Wednesday, January 30, 2008
Not yet lost
Wajda said he wanted to reach "those moviegoers for whom it matters that we are a society, and not just an accidental crowd."- from an anecdote related in Anne Applebaum's review of Katyn.
Tuesday, October 23, 2007
Old-new troubles
It may be ludicrous for politicians to describe plans from a pipeline to run from Russia to Berlin as a new version of the Ribbentrop-Molotov pact, which secretly carved up half of Europe, but it’s probably true that Poland is being deliberately left out in the cold.-- Mark Mardell (23 Oct).

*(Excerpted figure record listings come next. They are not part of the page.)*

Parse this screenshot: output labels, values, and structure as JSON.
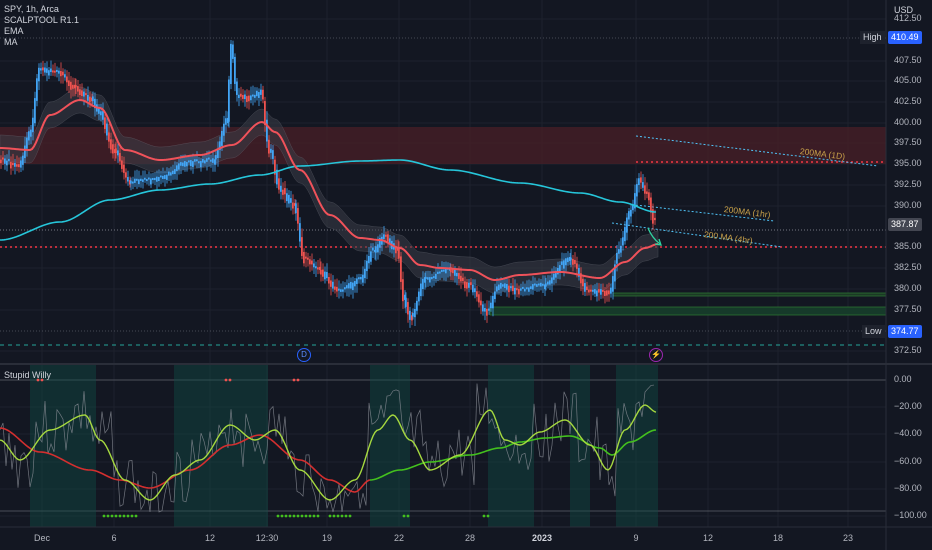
{
  "header": {
    "symbol_line": "SPY, 1h, Arca",
    "indicator_1": "SCALPTOOL R1.1",
    "indicator_2": "EMA",
    "indicator_3": "MA"
  },
  "currency": "USD",
  "price_axis": {
    "ticks": [
      "412.50",
      "407.50",
      "405.00",
      "402.50",
      "400.00",
      "397.50",
      "395.00",
      "392.50",
      "390.00",
      "385.00",
      "382.50",
      "380.00",
      "377.50",
      "372.50"
    ],
    "high_label": "High",
    "high_value": "410.49",
    "current_value": "387.87",
    "low_label": "Low",
    "low_value": "374.77"
  },
  "lower_pane": {
    "title": "Stupid Willy",
    "ticks": [
      "0.00",
      "−20.00",
      "−40.00",
      "−60.00",
      "−80.00",
      "−100.00"
    ]
  },
  "time_axis": {
    "labels": [
      "Dec",
      "6",
      "12",
      "12:30",
      "19",
      "22",
      "28",
      "2023",
      "9",
      "12",
      "18",
      "23"
    ]
  },
  "annotations": {
    "ma_1d": "200MA (1D)",
    "ma_1h": "200MA (1hr)",
    "ma_4h": "200 MA (4hr)"
  },
  "events": {
    "dividend": "D",
    "earnings": "⚡"
  },
  "colors": {
    "background": "#131722",
    "up_candle": "#42a5f5",
    "down_candle": "#ef5350",
    "ema": "#f0525a",
    "ma200": "#26c6da",
    "level_line": "#f23645",
    "support_zone": "#2e7d32",
    "resistance_zone": "#4a1f27",
    "oscillator_green": "#7ed321",
    "oscillator_red": "#d32f2f",
    "high_tag": "#2962ff",
    "current_tag": "#434651",
    "low_tag": "#2962ff"
  }
}
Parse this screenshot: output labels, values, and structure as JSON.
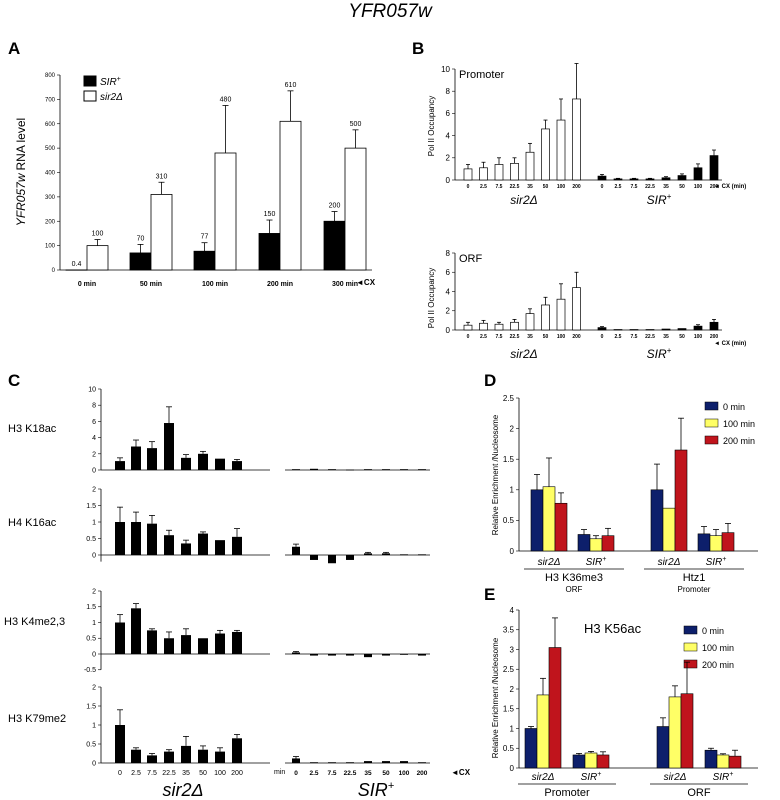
{
  "figure_title": "YFR057w",
  "panels": {
    "A": {
      "letter": "A",
      "ylabel_gene": "YFR057w",
      "ylabel_rest": "RNA level",
      "yticks": [
        "0",
        "100",
        "200",
        "300",
        "400",
        "500",
        "600",
        "700",
        "800"
      ],
      "categories": [
        "0 min",
        "50 min",
        "100 min",
        "200 min",
        "300 min"
      ],
      "cx_marker": "◄CX",
      "legend": [
        {
          "name": "SIR",
          "sup": "+",
          "color": "#000000"
        },
        {
          "name": "sir2Δ",
          "sup": "",
          "color": "#ffffff"
        }
      ],
      "value_labels_sir": [
        "0.4",
        "70",
        "77",
        "150",
        "200"
      ],
      "value_labels_sir2": [
        "100",
        "310",
        "480",
        "610",
        "500"
      ]
    },
    "B": {
      "letter": "B",
      "ylabel": "Pol II Occupancy",
      "subpanels": [
        {
          "label": "Promoter",
          "yticks": [
            "0",
            "2",
            "4",
            "6",
            "8",
            "10"
          ]
        },
        {
          "label": "ORF",
          "yticks": [
            "0",
            "2",
            "4",
            "6",
            "8"
          ]
        }
      ],
      "xticks": [
        "0",
        "2.5",
        "7.5",
        "22.5",
        "35",
        "50",
        "100",
        "200"
      ],
      "cx_marker": "◄ CX (min)",
      "group_sir2": "sir2Δ",
      "group_sir": "SIR",
      "group_sir_sup": "+"
    },
    "C": {
      "letter": "C",
      "rows": [
        {
          "label": "H3 K18ac",
          "yticks": [
            "0",
            "2",
            "4",
            "6",
            "8",
            "10"
          ]
        },
        {
          "label": "H4 K16ac",
          "yticks": [
            "0",
            "0.5",
            "1",
            "1.5",
            "2"
          ]
        },
        {
          "label": "H3 K4me2,3",
          "yticks": [
            "-0.5",
            "0",
            "0.5",
            "1",
            "1.5",
            "2"
          ]
        },
        {
          "label": "H3 K79me2",
          "yticks": [
            "0",
            "0.5",
            "1",
            "1.5",
            "2"
          ]
        }
      ],
      "xticks": [
        "0",
        "2.5",
        "7.5",
        "22.5",
        "35",
        "50",
        "100",
        "200"
      ],
      "min_label": "min",
      "cx_marker": "◄CX",
      "group_sir2": "sir2Δ",
      "group_sir": "SIR",
      "group_sir_sup": "+"
    },
    "D": {
      "letter": "D",
      "ylabel": "Relative Enrichment /Nucleosome",
      "yticks": [
        "0",
        "0.5",
        "1",
        "1.5",
        "2",
        "2.5"
      ],
      "legend": [
        {
          "name": "0 min",
          "color": "#0d1f6b"
        },
        {
          "name": "100 min",
          "color": "#ffff66"
        },
        {
          "name": "200 min",
          "color": "#c0141c"
        }
      ],
      "strain_sir2": "sir2Δ",
      "strain_sir": "SIR",
      "strain_sup": "+",
      "groups": [
        {
          "name": "H3 K36me3",
          "sub": "ORF"
        },
        {
          "name": "Htz1",
          "sub": "Promoter"
        }
      ]
    },
    "E": {
      "letter": "E",
      "ylabel": "Relative Enrichment /Nucleosome",
      "inner_title": "H3 K56ac",
      "yticks": [
        "0",
        "0.5",
        "1",
        "1.5",
        "2",
        "2.5",
        "3",
        "3.5",
        "4"
      ],
      "legend": [
        {
          "name": "0 min",
          "color": "#0d1f6b"
        },
        {
          "name": "100 min",
          "color": "#ffff66"
        },
        {
          "name": "200 min",
          "color": "#c0141c"
        }
      ],
      "strain_sir2": "sir2Δ",
      "strain_sir": "SIR",
      "strain_sup": "+",
      "groups": [
        "Promoter",
        "ORF"
      ]
    }
  },
  "chart_data": [
    {
      "panel": "A",
      "type": "bar",
      "categories": [
        "0 min",
        "50 min",
        "100 min",
        "200 min",
        "300 min"
      ],
      "ylim": [
        0,
        800
      ],
      "series": [
        {
          "name": "SIR+",
          "values": [
            0.4,
            70,
            77,
            150,
            200
          ],
          "errors": [
            0,
            35,
            35,
            55,
            40
          ]
        },
        {
          "name": "sir2Δ",
          "values": [
            100,
            310,
            480,
            610,
            500
          ],
          "errors": [
            25,
            50,
            195,
            125,
            75
          ]
        }
      ]
    },
    {
      "panel": "B-Promoter",
      "type": "bar",
      "ylim": [
        0,
        10
      ],
      "x": [
        "0",
        "2.5",
        "7.5",
        "22.5",
        "35",
        "50",
        "100",
        "200"
      ],
      "series": [
        {
          "name": "sir2Δ",
          "values": [
            1.0,
            1.1,
            1.4,
            1.5,
            2.5,
            4.6,
            5.4,
            7.3
          ],
          "errors": [
            0.4,
            0.5,
            0.6,
            0.5,
            0.8,
            0.8,
            1.9,
            3.2
          ]
        },
        {
          "name": "SIR+",
          "values": [
            0.35,
            0.1,
            0.1,
            0.1,
            0.2,
            0.4,
            1.1,
            2.2
          ],
          "errors": [
            0.15,
            0.05,
            0.05,
            0.05,
            0.1,
            0.15,
            0.35,
            0.5
          ]
        }
      ]
    },
    {
      "panel": "B-ORF",
      "type": "bar",
      "ylim": [
        0,
        8
      ],
      "x": [
        "0",
        "2.5",
        "7.5",
        "22.5",
        "35",
        "50",
        "100",
        "200"
      ],
      "series": [
        {
          "name": "sir2Δ",
          "values": [
            0.5,
            0.7,
            0.6,
            0.8,
            1.7,
            2.6,
            3.2,
            4.4
          ],
          "errors": [
            0.3,
            0.3,
            0.2,
            0.3,
            0.5,
            0.8,
            1.6,
            1.6
          ]
        },
        {
          "name": "SIR+",
          "values": [
            0.25,
            0.05,
            0.05,
            0.05,
            0.1,
            0.15,
            0.4,
            0.8
          ],
          "errors": [
            0.1,
            0.02,
            0.02,
            0.02,
            0.05,
            0.05,
            0.15,
            0.3
          ]
        }
      ]
    },
    {
      "panel": "C-H3K18ac",
      "type": "bar",
      "ylim": [
        0,
        10
      ],
      "x": [
        "0",
        "2.5",
        "7.5",
        "22.5",
        "35",
        "50",
        "100",
        "200"
      ],
      "series": [
        {
          "name": "sir2Δ",
          "values": [
            1.1,
            2.9,
            2.7,
            5.8,
            1.5,
            2.0,
            1.4,
            1.1
          ],
          "errors": [
            0.4,
            0.8,
            0.8,
            2.0,
            0.4,
            0.3,
            0,
            0.2
          ]
        },
        {
          "name": "SIR+",
          "values": [
            0.1,
            0.15,
            0.1,
            0.05,
            0.1,
            0.1,
            0.1,
            0.1
          ],
          "errors": [
            0,
            0,
            0,
            0,
            0,
            0,
            0,
            0
          ]
        }
      ]
    },
    {
      "panel": "C-H4K16ac",
      "type": "bar",
      "ylim": [
        -0.3,
        2
      ],
      "x": [
        "0",
        "2.5",
        "7.5",
        "22.5",
        "35",
        "50",
        "100",
        "200"
      ],
      "series": [
        {
          "name": "sir2Δ",
          "values": [
            1.0,
            1.0,
            0.95,
            0.6,
            0.35,
            0.65,
            0.45,
            0.55
          ],
          "errors": [
            0.45,
            0.3,
            0.25,
            0.15,
            0.1,
            0.05,
            0,
            0.25
          ]
        },
        {
          "name": "SIR+",
          "values": [
            0.25,
            -0.15,
            -0.25,
            -0.15,
            0.05,
            0.05,
            0.02,
            0.02
          ],
          "errors": [
            0.08,
            0,
            0,
            0,
            0.03,
            0.03,
            0,
            0
          ]
        }
      ]
    },
    {
      "panel": "C-H3K4me2,3",
      "type": "bar",
      "ylim": [
        -0.5,
        2
      ],
      "x": [
        "0",
        "2.5",
        "7.5",
        "22.5",
        "35",
        "50",
        "100",
        "200"
      ],
      "series": [
        {
          "name": "sir2Δ",
          "values": [
            1.0,
            1.45,
            0.75,
            0.5,
            0.6,
            0.5,
            0.65,
            0.7
          ],
          "errors": [
            0.25,
            0.15,
            0.05,
            0.2,
            0.2,
            0,
            0.1,
            0.05
          ]
        },
        {
          "name": "SIR+",
          "values": [
            0.05,
            -0.05,
            -0.05,
            -0.05,
            -0.1,
            -0.05,
            -0.02,
            -0.05
          ],
          "errors": [
            0.03,
            0,
            0,
            0,
            0,
            0,
            0,
            0
          ]
        }
      ]
    },
    {
      "panel": "C-H3K79me2",
      "type": "bar",
      "ylim": [
        0,
        2
      ],
      "x": [
        "0",
        "2.5",
        "7.5",
        "22.5",
        "35",
        "50",
        "100",
        "200"
      ],
      "series": [
        {
          "name": "sir2Δ",
          "values": [
            1.0,
            0.35,
            0.2,
            0.3,
            0.45,
            0.35,
            0.3,
            0.65
          ],
          "errors": [
            0.4,
            0.05,
            0.05,
            0.05,
            0.25,
            0.1,
            0.1,
            0.1
          ]
        },
        {
          "name": "SIR+",
          "values": [
            0.12,
            0.02,
            0.02,
            0.02,
            0.05,
            0.05,
            0.05,
            0.02
          ],
          "errors": [
            0.05,
            0,
            0,
            0,
            0,
            0,
            0,
            0
          ]
        }
      ]
    },
    {
      "panel": "D",
      "type": "bar",
      "ylim": [
        0,
        2.5
      ],
      "groups": [
        "H3 K36me3 sir2Δ",
        "H3 K36me3 SIR+",
        "Htz1 sir2Δ",
        "Htz1 SIR+"
      ],
      "series": [
        {
          "name": "0 min",
          "values": [
            1.0,
            0.27,
            1.0,
            0.28
          ],
          "errors": [
            0.25,
            0.08,
            0.42,
            0.12
          ]
        },
        {
          "name": "100 min",
          "values": [
            1.05,
            0.2,
            0.7,
            0.25
          ],
          "errors": [
            0.47,
            0.05,
            0.0,
            0.1
          ]
        },
        {
          "name": "200 min",
          "values": [
            0.78,
            0.25,
            1.65,
            0.3
          ],
          "errors": [
            0.17,
            0.12,
            0.52,
            0.15
          ]
        }
      ]
    },
    {
      "panel": "E",
      "type": "bar",
      "ylim": [
        0,
        4
      ],
      "groups": [
        "Promoter sir2Δ",
        "Promoter SIR+",
        "ORF sir2Δ",
        "ORF SIR+"
      ],
      "series": [
        {
          "name": "0 min",
          "values": [
            1.0,
            0.33,
            1.05,
            0.45
          ],
          "errors": [
            0.05,
            0.04,
            0.22,
            0.05
          ]
        },
        {
          "name": "100 min",
          "values": [
            1.85,
            0.38,
            1.8,
            0.33
          ],
          "errors": [
            0.42,
            0.04,
            0.28,
            0.03
          ]
        },
        {
          "name": "200 min",
          "values": [
            3.05,
            0.33,
            1.88,
            0.3
          ],
          "errors": [
            0.75,
            0.08,
            0.8,
            0.15
          ]
        }
      ]
    }
  ]
}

P.S. 25 Oct: Tim Garton-Ash starts from the remarkable election results in Poland to write an interesting article on the strange fate of political parties across much of Europe. [It's a good piece and it seems churlish to point to small lapse: Garton-Ash writes that the new Poland "will not be driven by anachronistic, 19th-century fears of Germany". Anachronistic, maybe. But 19th-century? As Tom Lehrer sang, "Once all the Germans were warlike and mean, but that wouldn't happen again. We taught them a lesson in nineteen-eighteen, and they've hardly bothered us since then."]
Thursday, October 11, 2007
Truth, murder, consequences
Setting to one side for a moment (as if!) all the politicking around a vote by US House of Representatives Foreign Affairs Committee to recognise as genocide the 1915-17 mass killings of Armenians by Ottoman Turks, it's worth recalling that what had happened to the Armenians was cited specifically when the word genocide (γένος+occidere) was coined.
Speaking in different circumstances and about different events, the 81 year old Andrzej Wajda told The World Tonight that the aim of Katyń, his film about the massacre of some 20,000 officers and intellectuals including his own father in 1940, is "to be a farewell and end to the subject... I don't want it to cause political problems...Despite the fact it was a crime I don't believe it should be followed by criminal charges against the people involved".
[P.S. 14 Oct: See David Ignatius, an Armenian-American, on The Dignity Agenda.]
Speaking in different circumstances and about different events, the 81 year old Andrzej Wajda told The World Tonight that the aim of Katyń, his film about the massacre of some 20,000 officers and intellectuals including his own father in 1940, is "to be a farewell and end to the subject... I don't want it to cause political problems...Despite the fact it was a crime I don't believe it should be followed by criminal charges against the people involved".
[P.S. 14 Oct: See David Ignatius, an Armenian-American, on The Dignity Agenda.]
Sunday, June 17, 2007
Lustration
Most revolutions have two phases. First comes a struggle for freedom, then a struggle for power. The first makes the human spirit soar and brings out the best in people. Th second unleashes the worst: envy, intrigue, greed, suspicion, and the urge for revenge.--from The Polish Witch-Hunt by Adam Michnik.